Das Land begeht erstmals seit der Reichsgründung von 1871 das Osterfest unter Quarantäne; Gottesdienst, Cafébesuch und das Betreten von Spielplatz und Sportanlage sind bei Strafe verboten. Auch nach Ostern müssen die meisten Produktionsbetriebe und Einzelhandelsgeschäfte geschlossen bleiben. Angela Merkels Politik der Kontaktsperre besitzt bis heute kein Verfallsdatum. Das Licht am Ende des Tunnels hat sie bis heute nicht angezündet.

Letzteres ruft nun Armin Laschet auf den Plan. Der nordrhein-westfälische Ministerpräsident, der sich CDU-intern um die Merkel-Nachfolge bewirbt, nutzt das Zögern der Kanzlerin für einen kalkulierten Anschlag auf ihre Autorität. „Denkverbote nützen niemandem“, sagt er im heutigen „Handelsblatt“.

Ob Armin Laschet die gewürfelten Fake-Zitate des Lasch-O-Mat wohl auch lustig findet? © dpa

Anders als Merkel, die am liebsten jetzt gar nicht über eine Wiedereröffnung der Volkswirtschaft sprechen möchte, auch um die Befolgung der eigenen Vorgaben nicht zu gefährden, zettelt Laschet genau diese Diskussion jetzt an:

► Angefeuert von seinem eigenen „Expertenrat Corona“ – dem der langjährige Richter am Bundesverfassungsgericht Udo Di Fabio, Michael Hüther vom Institut der deutschen Wirtschaft, die Unternehmerin Nicola Leibinger-Kammüller und Christiane Woopen, Humanmedizinerin und Vorsitzende des Europäischen Ethikrates angehören – plädiert Laschet dafür, über eine Lockerung des Shutdowns genau jetzt nachzudenken.

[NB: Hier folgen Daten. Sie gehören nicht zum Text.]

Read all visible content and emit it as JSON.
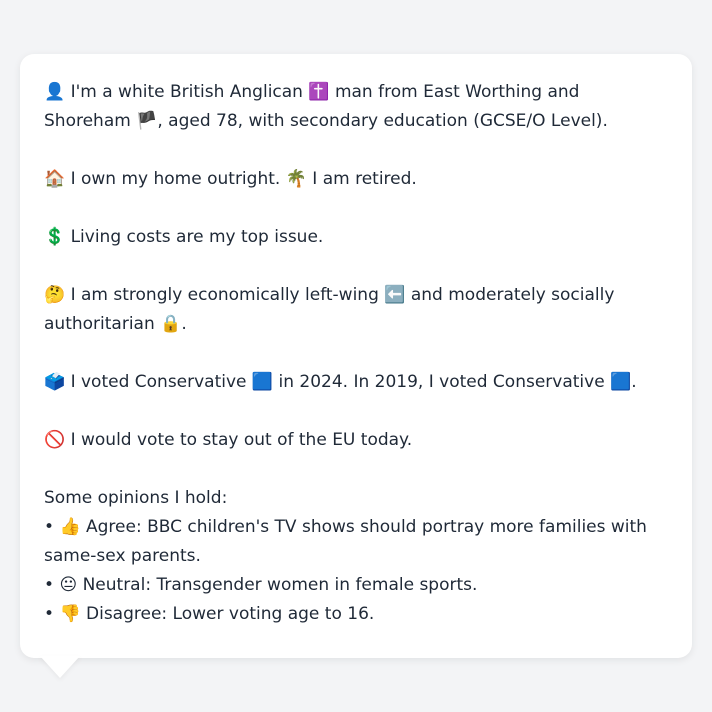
{
  "profile": {
    "line1": {
      "icon1": "👤",
      "text1": " I'm a white British Anglican ",
      "icon2": "✝️",
      "text2": " man from East Worthing and Shoreham ",
      "icon3": "🏴",
      "text3": ", aged 78, with secondary education (GCSE/O Level)."
    },
    "line2": {
      "icon1": "🏠",
      "text1": " I own my home outright. ",
      "icon2": "🌴",
      "text2": " I am retired."
    },
    "line3": {
      "icon1": "💲",
      "text1": " Living costs are my top issue."
    },
    "line4": {
      "icon1": "🤔",
      "text1": " I am strongly economically left-wing ",
      "icon2": "⬅️",
      "text2": " and moderately socially authoritarian ",
      "icon3": "🔒",
      "text3": "."
    },
    "line5": {
      "icon1": "🗳️",
      "text1": " I voted Conservative ",
      "icon2": "🟦",
      "text2": " in 2024. In 2019, I voted Conservative ",
      "icon3": "🟦",
      "text3": "."
    },
    "line6": {
      "icon1": "🚫",
      "text1": " I would vote to stay out of the EU today."
    },
    "opinions": {
      "heading": "Some opinions I hold:",
      "items": [
        {
          "bullet": "• ",
          "icon": "👍",
          "text": " Agree: BBC children's TV shows should portray more families with same-sex parents."
        },
        {
          "bullet": "• ",
          "icon": "😐",
          "text": " Neutral: Transgender women in female sports."
        },
        {
          "bullet": "• ",
          "icon": "👎",
          "text": " Disagree: Lower voting age to 16."
        }
      ]
    }
  }
}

► Im Gestus der Osterliturgie will er vor den Feiertagen ein Zeichen setzen: „Wir alle brauchen doch die Hoffnung und den Ausblick.“

Merkels Hinhaltetaktik hält er auch mit Blick auf die Wirtschaft, die mit Zielstrebigkeit in die größte Rezession der Nachkriegszeitzusteuert, für gefährlich:

Wir brauchen einen klaren Fahrplan, durch den das öffentliche und wirtschaftliche Leben wieder ins Laufen kommt.

► Laschet nennt konkrete Beispiele, an welchen Stellen wirtschaftliche Normalität zuerst zurückkehren sollte:

In den Bäckereien erleben wir bereits, wie das Geschäft mit den richtigen Abstandsregeln weiter betrieben werden kann. Warum soll das nicht für kleine Einzelhandelsgeschäfte insgesamt gelten?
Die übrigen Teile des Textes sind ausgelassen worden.